Punto de referencia primordial de los ministerios cristianos es el envío del Hijo por el Padre para la salvación del mundo. Es la «verdad» que anunciaban las «figuras» del AT. Es, sobre todo, el paradigma de paradigmas de toda misión y ministerio en la Iglesia, su fuente y su razón de ser. La dinámica trinitaria de este acontecimiento fontal aparece inequívocamente expresada en el ritual de órdenes. «Dios y Padre... diste a tu amado Hijo Jesucristo la fuerza que de ti procede, el Espíritu soberano...» (ordenación de un obispo). «En los últimos tiempos, Padre santo, enviaste al mundo a tu Hijo Jesús... El mismo se ofreció a ti, en virtud del Espíritu Santo, como sacrificio sin mancha» (ord. de presbíteros). «Padre santo... constituiste a tu único Hijo Pontífice de la alianza nueva y eterna por la unción del Espíritu Santo» (prefacio de la misa de ordenaciones).

En las plegarias de ordenación es también obligada la referencia a la misión de los apóstoles, modelo originario de todas las ordenaciones en la Iglesia. La dinámica trinitaria de aquel acontecimiento es igualmente palmaria: «La fuerza que de ti procede, el Espíritu soberano que diste a tu amado Hijo Jesucristo, él, a su vez, comunicó a los santos apóstoles» (ord. de un obispo). «Tu Hijo, por medio del Espíritu Santo, hizo a sus apóstoles partícipes de su misión y tú les diste compañeros...» (ord. de presbíteros).

La misma lógica trinitaria domina también cada una de las ordenaciones, según dejan traslucir las plegarias de ordenación. Dios Padre ha elegido a los ministros que son ordenados y él mismo infunde sobre ellos el Espíritu y les confiere el ministerio: dones ambos, que de él proceden. Todo eso lo hace por mediación de su Hijo. Se pide para el ordenando el mismo Espíritu que el Padre otorgó al Hijo para su misión y éste trasmitió a los apóstoles. La identidad del don del Espíritu arguye identidad de misión.

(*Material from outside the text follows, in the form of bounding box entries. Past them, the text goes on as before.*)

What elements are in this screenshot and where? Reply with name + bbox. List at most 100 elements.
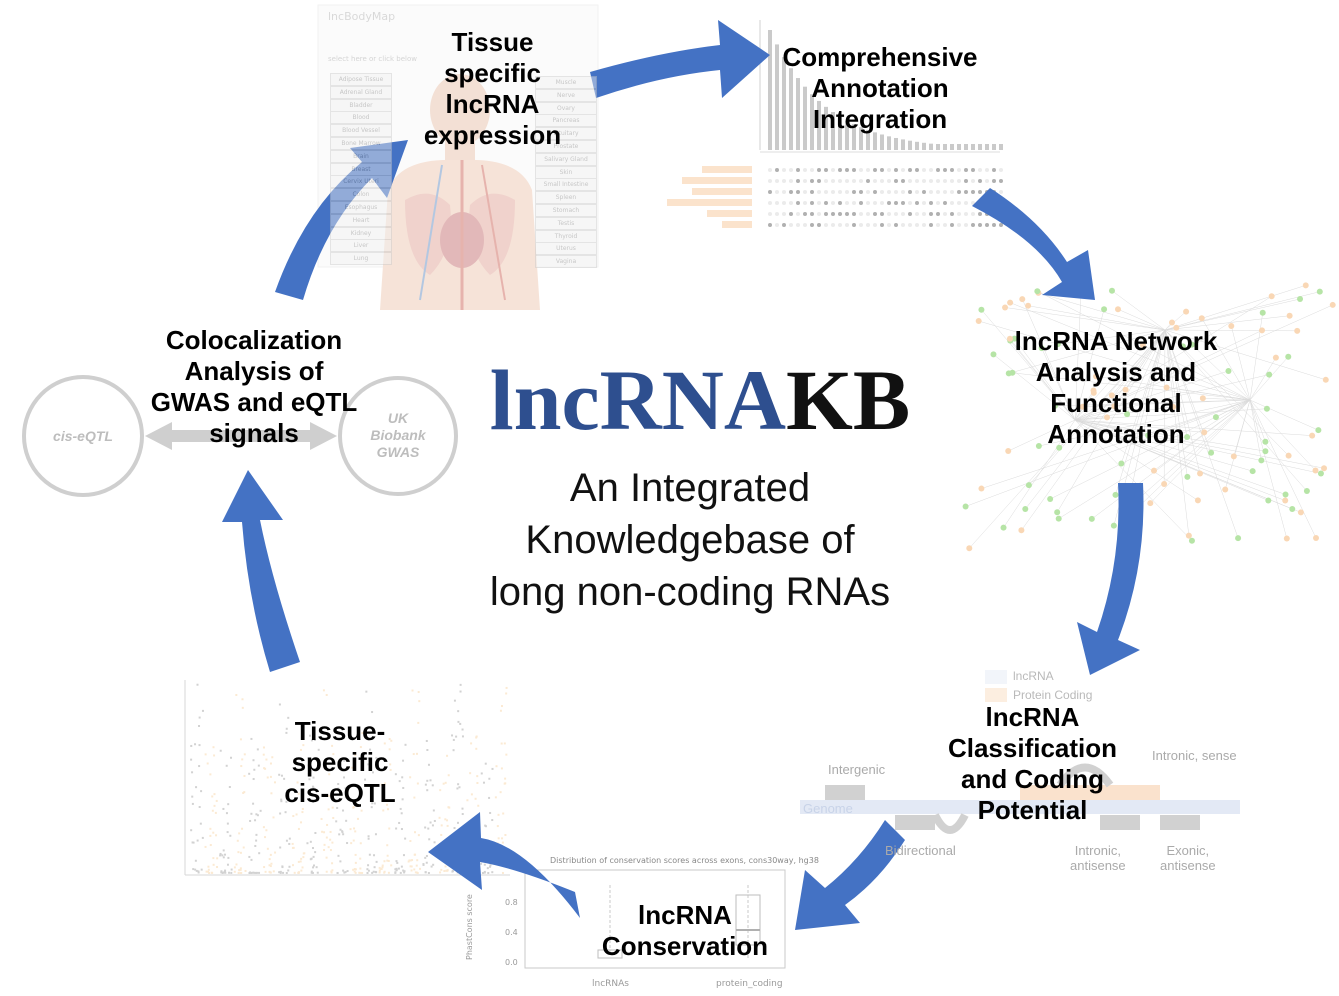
upset-dot xyxy=(845,212,849,216)
manhattan-point xyxy=(387,871,390,874)
upset-dot xyxy=(859,201,863,205)
manhattan-point xyxy=(269,762,272,765)
upset-dot xyxy=(845,201,849,205)
manhattan-point xyxy=(373,866,376,869)
conservation-boxplot xyxy=(524,869,786,969)
manhattan-point xyxy=(212,831,215,834)
upset-bar xyxy=(775,44,779,150)
manhattan-point xyxy=(483,863,486,866)
upset-dot xyxy=(999,168,1003,172)
network-node xyxy=(1322,376,1329,383)
upset-dot xyxy=(775,168,779,172)
upset-dot xyxy=(950,223,954,227)
manhattan-point xyxy=(243,753,246,756)
manhattan-point xyxy=(409,840,412,843)
manhattan-point xyxy=(470,742,473,745)
manhattan-point xyxy=(236,839,239,842)
manhattan-point xyxy=(461,728,464,731)
network-edge xyxy=(1025,329,1166,510)
logo-kb-part: KB xyxy=(785,352,911,448)
manhattan-point xyxy=(249,819,252,822)
manhattan-point xyxy=(312,800,315,803)
network-node xyxy=(1188,341,1195,348)
manhattan-point xyxy=(475,747,478,750)
manhattan-point xyxy=(458,786,461,789)
manhattan-point xyxy=(194,868,197,871)
network-node xyxy=(1228,322,1235,329)
upset-dot xyxy=(957,190,961,194)
upset-dot xyxy=(810,190,814,194)
manhattan-point xyxy=(312,855,315,858)
manhattan-point xyxy=(505,753,508,756)
upset-dot xyxy=(894,212,898,216)
manhattan-point xyxy=(366,868,369,871)
upset-dot xyxy=(775,179,779,183)
upset-dot xyxy=(859,190,863,194)
network-edge xyxy=(1059,329,1166,448)
network-edge xyxy=(1224,399,1251,490)
upset-dot xyxy=(922,179,926,183)
upset-dot xyxy=(817,179,821,183)
manhattan-point xyxy=(235,863,238,866)
upset-dot xyxy=(852,179,856,183)
manhattan-point xyxy=(220,870,223,873)
upset-hbar xyxy=(667,199,752,206)
manhattan-point xyxy=(264,767,267,770)
network-edge xyxy=(1164,329,1298,332)
manhattan-point xyxy=(239,868,242,871)
manhattan-point xyxy=(268,870,271,873)
upset-bar xyxy=(950,144,954,150)
manhattan-point xyxy=(221,854,224,857)
legend-lncrna: lncRNA xyxy=(1013,669,1054,683)
step-network: lncRNA Network Analysis and Functional A… xyxy=(1014,326,1218,449)
manhattan-point xyxy=(285,839,288,842)
network-node xyxy=(1093,373,1100,380)
network-node xyxy=(1208,449,1215,456)
manhattan-point xyxy=(196,839,199,842)
manhattan-point xyxy=(249,871,252,874)
manhattan-point xyxy=(227,803,230,806)
tissue-button: Prostate xyxy=(535,140,597,153)
network-node xyxy=(1321,465,1328,472)
manhattan-point xyxy=(383,860,386,863)
manhattan-point xyxy=(211,795,214,798)
network-node xyxy=(1168,319,1175,326)
manhattan-point xyxy=(339,763,342,766)
upset-dot xyxy=(838,168,842,172)
manhattan-point xyxy=(192,841,195,844)
manhattan-point xyxy=(401,798,404,801)
manhattan-point xyxy=(198,725,201,728)
manhattan-point xyxy=(491,767,494,770)
manhattan-point xyxy=(198,765,201,768)
upset-dot xyxy=(789,168,793,172)
manhattan-point xyxy=(475,735,478,738)
manhattan-point xyxy=(411,859,414,862)
manhattan-point xyxy=(190,758,193,761)
upset-dot xyxy=(810,179,814,183)
tissue-button: Skin xyxy=(535,165,597,179)
upset-dot xyxy=(838,179,842,183)
tissue-button: Adrenal Gland xyxy=(330,85,392,99)
manhattan-point xyxy=(394,871,397,874)
manhattan-point xyxy=(390,864,393,867)
manhattan-point xyxy=(237,851,240,854)
upset-dot xyxy=(831,179,835,183)
manhattan-point xyxy=(501,837,504,840)
network-edge xyxy=(1164,298,1301,331)
step-classification: lncRNA Classification and Coding Potenti… xyxy=(947,702,1118,825)
manhattan-point xyxy=(233,866,236,869)
network-edge xyxy=(1074,370,1229,421)
network-node xyxy=(966,545,973,552)
network-edge xyxy=(1074,419,1286,501)
upset-dot xyxy=(950,190,954,194)
manhattan-point xyxy=(291,846,294,849)
network-edge xyxy=(1164,329,1326,381)
manhattan-point xyxy=(195,869,198,872)
upset-dot xyxy=(775,212,779,216)
upset-dot xyxy=(908,223,912,227)
upset-dot xyxy=(789,190,793,194)
upset-bar xyxy=(838,116,842,150)
upset-dot xyxy=(789,223,793,227)
upset-dot xyxy=(964,223,968,227)
manhattan-point xyxy=(250,737,253,740)
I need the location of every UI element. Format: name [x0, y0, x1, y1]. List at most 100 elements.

La ordenación de los ministros imita simbólicamente la misión del Hijo por el Padre. En la imagen sacramental de la Iglesia toma cuerpo y se actualiza aquel acontecimiento fontal y decisivo. Son inseparables la comunicación del Espíritu al Hijo y la efusión de ese mismo Espíritu por el Padre a los «servidores de Cristo» en la Iglesia. Y, por aquello de que la Trinidad económica es la Trinidad inmanente, el sacramento del orden, a través de la misión del Hijo y de la efusión del Espíritu, enlaza con sus procesiones eternas. El misterio de la Trinidad ilumina los ministerios ordenados. Hasta tales niveles de profundidad hunden éstos sus raíces trinitarias.

La ordenación genera en el ministro unas relaciones profundas con las tres personas divinas. El ritual las insinúa, pero no las define. Del obispo, por ejemplo, se espera que «rijas a la Iglesia de Dios en el nombre del Padre, cuya imagen representas en la asamblea; en el nombre del Hijo, cuyo oficio de Maestro, Sacerdote y Pastor ejerces, y en el nombre del Espíritu Santo,que da vida a la Iglesia de Cristo y fortalece nuestra debilidad» (ord. de un obispo: alocución).

[-> Angelología; Comunión; Epíclesis; Espíritu Santo; Fe; Hijo; Historia; Jesucristo; Liturgia; Misión y misiones; Padre; Pentecostés; Revelación; Teología y economía; Trinidad.]